Secondary education in Scotland

Secondary 1 – 3

Levels 3 and 4

The curriculum in the first three years of secondary school will build on the work done in primary school and will cover Levels 3 and 4 of the Curriculum for Excellence.

There are eight curriculum areas:

  • Expressive arts
  • Languages and literacy
  • Health and well-being
  • Mathematics and numeracy
  • Religious and moral education
  • Sciences
  • Technologies
  • Social studies

Assessment

Assessment will take place throughout learning, at transition points and at the end of sections of learning. A formal assessment will take place in S2 and at other stages where appropriate.

Reporting and Consultation

Throughout S1-S6, progress will be summarised and reported at key stages as a Pupil Profile. This profile will include information on progress and achievement across curricular areas, achievements in or out of school and a record of qualifications and awards. Consultation meetings are held regularly to enable parents to discuss their child’s progress. Parents are encouraged to contact the school at other times if they have any concerns and the Guidance Teacher is usually the first line of contact.

During S1-3, learners and teachers, in partnership with parents, may decide if and when learners should begin to specialise in a subject. In S3, students will choose which qualifications to take in the Senior Phase.

Secondary 4-6

Senior Phase

The Senior Phase runs from S4-6 (up to the age of 18). Learners can study in school, at college or in other ways (e.g. job training, distance learning). Students will study and be assessed for qualifications from S4 onwards.

Subjects could include:

  • English
  • Maths
  • A Modern European Language
  • A Science subject
  • A ‘social subject’ – History, Geography or Modern Studies
  • A creative arts subject such as Art & Design, Music or Drama
  • A technological subject such as Computing, Craft, Design & Technology (CDT) or Administration

Other subjects such as digital media, photography and hairdressing may be available under the School College Partnership.

Qualifications and Awards

Literacy – From S3 onwards
Numeracy – From S3 onwards
Access 3 – No external assessment.
National 4 – No external assessment.
National 5 – Final external assessment, usually an exam, plus other types of assessment like coursework.
Higher Required for entrance to university.
Advanced Higher Study at an advanced level which prepares students for the first year of university.

Young people could study up to eight qualifications from S4, depending on the level of qualification and whether they are taken over one or two years. Students can take National 4 and 5 qualifications in S4, S5 and S6 or by-pass these and go straight to Highers, if this is appropriate for them. Literacy and Numeracy qualifications can be taken from S3 onwards.

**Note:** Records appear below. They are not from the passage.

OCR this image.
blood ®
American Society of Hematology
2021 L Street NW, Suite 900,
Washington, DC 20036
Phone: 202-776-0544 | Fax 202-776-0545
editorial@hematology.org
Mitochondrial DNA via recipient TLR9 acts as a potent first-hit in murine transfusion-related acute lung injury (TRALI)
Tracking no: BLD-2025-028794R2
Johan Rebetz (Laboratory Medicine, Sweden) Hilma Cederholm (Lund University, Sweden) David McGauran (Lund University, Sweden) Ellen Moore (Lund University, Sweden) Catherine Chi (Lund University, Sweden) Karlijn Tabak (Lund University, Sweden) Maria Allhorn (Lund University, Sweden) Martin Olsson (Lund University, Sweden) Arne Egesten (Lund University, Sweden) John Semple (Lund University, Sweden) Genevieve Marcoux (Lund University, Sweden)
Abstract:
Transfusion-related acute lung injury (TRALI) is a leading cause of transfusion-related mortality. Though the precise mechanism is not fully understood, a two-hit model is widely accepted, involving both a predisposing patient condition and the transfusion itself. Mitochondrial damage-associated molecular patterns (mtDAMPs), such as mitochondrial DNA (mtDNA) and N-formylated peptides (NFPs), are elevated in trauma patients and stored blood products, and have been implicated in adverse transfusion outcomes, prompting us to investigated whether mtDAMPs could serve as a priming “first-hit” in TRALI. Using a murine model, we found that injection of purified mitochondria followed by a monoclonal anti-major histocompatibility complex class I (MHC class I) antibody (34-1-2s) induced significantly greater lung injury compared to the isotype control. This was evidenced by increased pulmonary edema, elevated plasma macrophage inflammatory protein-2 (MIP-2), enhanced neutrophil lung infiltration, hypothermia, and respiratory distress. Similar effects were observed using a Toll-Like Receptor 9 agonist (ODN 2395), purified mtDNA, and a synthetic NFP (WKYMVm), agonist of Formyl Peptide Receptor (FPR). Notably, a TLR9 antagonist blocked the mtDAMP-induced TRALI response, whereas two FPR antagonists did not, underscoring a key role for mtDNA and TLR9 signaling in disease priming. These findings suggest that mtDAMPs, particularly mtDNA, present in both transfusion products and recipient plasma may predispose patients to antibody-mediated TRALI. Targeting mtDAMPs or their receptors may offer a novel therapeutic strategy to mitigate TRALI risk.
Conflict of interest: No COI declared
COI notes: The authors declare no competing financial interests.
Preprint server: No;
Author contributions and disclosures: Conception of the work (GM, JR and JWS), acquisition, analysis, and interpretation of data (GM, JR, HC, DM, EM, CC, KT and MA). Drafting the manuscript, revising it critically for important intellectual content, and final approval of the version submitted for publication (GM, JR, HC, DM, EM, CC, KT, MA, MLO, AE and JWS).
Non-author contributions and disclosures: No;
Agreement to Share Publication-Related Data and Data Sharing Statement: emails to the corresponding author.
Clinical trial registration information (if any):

Legally pupils may leave school when they are 16 years old, which means at the end of S4 or in December of S5. Guidance departments work with Careers staff in schools to advise on routes into further education or employment.

University Entrance Language Qualifications for Bilingual Pupils

There is an additional opportunity for some bilingual pupils to gain a qualification in English language: ESOL (English for Speakers of Other Languages). This can be used alongside other qualifications to gain entrance to university. This language course for bilingual pupils is run at Stevenson College. Further information on this can be found in schools.

Lothian Equal Access Programme for Schools, or LEAPS, is a service which helps to place pupils in universities who might otherwise find the process difficult. They can be of help to bilingual pupils seeking a university place and can be contacted through Guidance and Careers staff.

The Learning Environment

Pupils experience a variety of learning situations and materials in school.

They may be asked to work individually, in pairs, groups, or as part of the whole class. They may work under close teacher supervision or be asked to work alone. They may be taught by the teacher from the front of the classroom, or be encouraged to find things out for themselves working alone or in collaboration with others.

Pupils may learn by using different resources, such as books, other written materials, computers, TV, video, etc. They may use magazines, newspapers, photographs, paintings, music or any other useful resources.

Thus classrooms are not normally places of silent learning, and in fact, pupils may not spend all their time in the classroom. They may go to the school library or computer suite, or visit a place of educational interest outside school. They may be given the opportunity to spend a day, or more, away on an educational visit. Anything that enriches the learning environment may be used in the learning process, providing a varied and interesting learning experience.